Rien n'est plus étonnant qu'un pays de frontières. A qui ressemble-t-il vraiment? Parlez-en avec les gens du pays. A Menton, il y a longtemps, on était Grimaldi, mais pas assez longtemps pour avoir oublié que dans les hauteurs, on était Duc de Savoie.
C'est le conservatoire vivant des grandes heures de la Côte d'Azur. De la vieille ville médiévale aux venelles tortueuses, aux avenues bordées des palaces de la belle époque, le souvenir reste intact. Les rues, aux maisons hautes et étroites trouées de persiennes pour garder l'ombre et la fraîcheur pendant l'été, montent vers les rampes en escalier: C'est un souffle de baroque qui annonce l'église Saint-Michel (XVII -XVIII) dont le parvis composé d'une mosaïque de petits galets blancs et gris, représente les armes des Grimaldi. En face, la chapelle de l'Immaculée Conception (XVIIe). En descendant de la gare vers la mer - la Place des Victoires et l'église de style orientaliste. Des palmiers, des palaces, des tennis de style colonial anglais. Combien de voyageurs de la Belle Epoque ont dû venir jouir de cet ailleurs. La mer avec ses plages et ses galets, est omniprésente et surgit aux détours d'une ruelle, dans l'échappée d'une place. Juste derrière,
tout près, la montagne abrupte. Le château de Roquebrune regarde aussi vers le lointain. Mais ces murailles médiévales traduisent le danger qui vient de la mer. Nulle inquiétude au Cap-Martin. L'aristocratie goûte le soleil d'hiver dans ses villas et encourage les fantaisies des artistes. En grimpant les calades de Gorbio, Castellar et Castillon, on débouche sur les " chapelles peintes ", surmontées de leur petit clocher baroque. L'Italie a sans doute inspiré Castillon : ateliers, galeries, échoppes d'artisans s'y multipliént. Village-littoral le plus haut d'Europe, Sainte-Agnès, enserrée dans un écrin de montagnes avec la Méditerranée pour toile de fond. Les vestiges du château médiéval surplombent les casemates de la ligne Maginot.

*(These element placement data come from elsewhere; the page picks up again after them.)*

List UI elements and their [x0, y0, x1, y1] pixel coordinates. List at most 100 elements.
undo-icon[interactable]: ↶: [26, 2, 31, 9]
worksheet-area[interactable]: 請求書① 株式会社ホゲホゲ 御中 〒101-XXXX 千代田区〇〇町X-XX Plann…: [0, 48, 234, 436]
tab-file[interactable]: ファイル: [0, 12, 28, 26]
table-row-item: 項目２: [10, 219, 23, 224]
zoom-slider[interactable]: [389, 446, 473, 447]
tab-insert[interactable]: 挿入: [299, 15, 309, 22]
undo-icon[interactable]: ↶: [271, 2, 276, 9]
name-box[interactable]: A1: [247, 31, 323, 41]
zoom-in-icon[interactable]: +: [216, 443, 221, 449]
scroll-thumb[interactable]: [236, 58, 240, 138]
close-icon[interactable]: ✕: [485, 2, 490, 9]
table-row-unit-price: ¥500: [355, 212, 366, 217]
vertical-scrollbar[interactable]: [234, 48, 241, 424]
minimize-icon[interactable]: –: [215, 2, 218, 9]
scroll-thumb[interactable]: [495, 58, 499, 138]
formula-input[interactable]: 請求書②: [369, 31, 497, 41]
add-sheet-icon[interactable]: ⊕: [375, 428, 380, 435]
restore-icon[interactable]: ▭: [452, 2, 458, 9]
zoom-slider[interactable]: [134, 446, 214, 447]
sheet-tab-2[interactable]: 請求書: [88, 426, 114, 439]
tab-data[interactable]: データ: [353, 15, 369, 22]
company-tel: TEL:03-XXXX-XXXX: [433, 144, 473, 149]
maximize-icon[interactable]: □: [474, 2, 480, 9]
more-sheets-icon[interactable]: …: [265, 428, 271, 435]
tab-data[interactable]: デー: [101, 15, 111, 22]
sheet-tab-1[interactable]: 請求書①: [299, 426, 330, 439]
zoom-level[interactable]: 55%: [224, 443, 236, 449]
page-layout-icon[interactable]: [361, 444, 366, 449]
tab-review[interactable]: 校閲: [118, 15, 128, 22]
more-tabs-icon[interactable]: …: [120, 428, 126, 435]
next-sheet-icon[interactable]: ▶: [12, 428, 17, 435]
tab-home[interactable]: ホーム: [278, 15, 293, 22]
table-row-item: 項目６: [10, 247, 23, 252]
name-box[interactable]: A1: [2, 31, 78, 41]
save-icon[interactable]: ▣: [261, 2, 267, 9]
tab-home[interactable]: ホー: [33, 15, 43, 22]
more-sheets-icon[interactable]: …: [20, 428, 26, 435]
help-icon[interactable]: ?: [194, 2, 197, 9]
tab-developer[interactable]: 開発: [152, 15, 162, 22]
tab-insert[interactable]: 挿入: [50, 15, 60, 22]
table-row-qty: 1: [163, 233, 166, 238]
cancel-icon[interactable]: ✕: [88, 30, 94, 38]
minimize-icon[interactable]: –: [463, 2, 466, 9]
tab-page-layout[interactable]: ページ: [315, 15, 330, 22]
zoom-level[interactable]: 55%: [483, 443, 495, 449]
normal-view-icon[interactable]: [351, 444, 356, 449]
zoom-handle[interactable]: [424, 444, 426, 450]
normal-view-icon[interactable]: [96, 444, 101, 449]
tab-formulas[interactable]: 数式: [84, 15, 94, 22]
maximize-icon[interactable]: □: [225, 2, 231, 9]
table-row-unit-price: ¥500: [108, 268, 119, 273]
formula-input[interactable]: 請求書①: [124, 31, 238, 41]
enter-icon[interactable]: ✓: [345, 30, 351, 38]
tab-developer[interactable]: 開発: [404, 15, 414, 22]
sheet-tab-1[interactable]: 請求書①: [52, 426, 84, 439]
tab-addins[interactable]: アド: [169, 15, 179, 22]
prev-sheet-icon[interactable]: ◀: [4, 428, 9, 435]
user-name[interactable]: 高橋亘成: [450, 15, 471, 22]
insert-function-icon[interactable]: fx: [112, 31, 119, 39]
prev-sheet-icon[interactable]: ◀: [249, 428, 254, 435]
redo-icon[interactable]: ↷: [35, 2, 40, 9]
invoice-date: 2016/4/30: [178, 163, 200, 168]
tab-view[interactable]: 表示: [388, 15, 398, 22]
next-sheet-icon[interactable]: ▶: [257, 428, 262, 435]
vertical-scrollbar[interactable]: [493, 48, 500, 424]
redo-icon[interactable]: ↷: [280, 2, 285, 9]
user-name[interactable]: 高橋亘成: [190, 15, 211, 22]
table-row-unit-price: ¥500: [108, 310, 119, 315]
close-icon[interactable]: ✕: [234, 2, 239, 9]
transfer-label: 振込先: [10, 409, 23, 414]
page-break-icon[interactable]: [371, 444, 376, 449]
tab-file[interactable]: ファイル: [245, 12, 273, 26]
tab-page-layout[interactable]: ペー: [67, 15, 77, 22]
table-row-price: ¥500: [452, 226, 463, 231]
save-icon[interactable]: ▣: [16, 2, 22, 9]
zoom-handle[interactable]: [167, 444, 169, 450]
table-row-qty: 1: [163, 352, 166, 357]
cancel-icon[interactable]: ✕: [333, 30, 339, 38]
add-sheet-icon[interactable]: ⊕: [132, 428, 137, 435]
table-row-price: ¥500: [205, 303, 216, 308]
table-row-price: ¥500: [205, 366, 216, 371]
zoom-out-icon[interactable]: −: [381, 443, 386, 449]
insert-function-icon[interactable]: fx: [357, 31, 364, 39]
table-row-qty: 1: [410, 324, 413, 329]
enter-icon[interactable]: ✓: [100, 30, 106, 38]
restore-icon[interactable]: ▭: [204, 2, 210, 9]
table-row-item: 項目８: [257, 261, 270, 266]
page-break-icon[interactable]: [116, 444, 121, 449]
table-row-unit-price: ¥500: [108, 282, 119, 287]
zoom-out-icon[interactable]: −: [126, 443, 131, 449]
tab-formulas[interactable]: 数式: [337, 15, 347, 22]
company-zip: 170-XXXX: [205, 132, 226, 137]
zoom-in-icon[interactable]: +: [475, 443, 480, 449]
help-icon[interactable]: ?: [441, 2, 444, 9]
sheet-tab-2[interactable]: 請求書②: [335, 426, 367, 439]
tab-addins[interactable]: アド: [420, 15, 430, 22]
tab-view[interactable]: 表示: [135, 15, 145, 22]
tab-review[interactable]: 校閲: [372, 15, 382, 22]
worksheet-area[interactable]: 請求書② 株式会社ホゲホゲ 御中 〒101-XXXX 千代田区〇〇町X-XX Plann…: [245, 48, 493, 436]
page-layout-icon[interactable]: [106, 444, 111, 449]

Le pays mentonnais en fête
Puis on se rend à Peille le premier week-end d’août pour la Fête du Blé et de la Lavande. C’est l’occasion de passer par Castillon pour la fête de la Saint Julien (1er samedi d’août) et de revenir la semaine d’après pour partager la soupe au pistou, préparée selon la tradition castillonnaise. Autre lieu, autre recette, avec Castellar et sa succulente soupe au pistou pour la fête de la Saint Bernard le 20 Août, le tout accompagné d’une dégustation de la fameuse pichade (tourte à la tomate). En août, c'est aussi la fête des BAZAÏS. Il faut remonter à 1700. La famine menaçait la population. Le froid avait détruit toutes les récoltes. Quelques hommes courageux armèrent un bateau et prirent la route de Gênes. Ils ne trouvèrent que des haricots noirs charançonnés (Les bazaïs) qu'ils payèrent à prix d'or. De retour à Menton, la population fit cuire ces haricots à tous les coins de rue. Les Mentonnais étaient sauvés. Depuis, tous les mois d'août, la population célèbre les "Bazaïs". Qui dit fête, dit musique. Durant cette même période, le parvis de l'église Saint-Michel est le rendez-vous des mélomanes et des musiciens du monde entier. Le Festival de musique de chambre leur offre la magie d'un cadre exceptionnel, sur cette place bordée par deux églises baroques, la mer à ses pieds et l'Italie en vis-à-vis.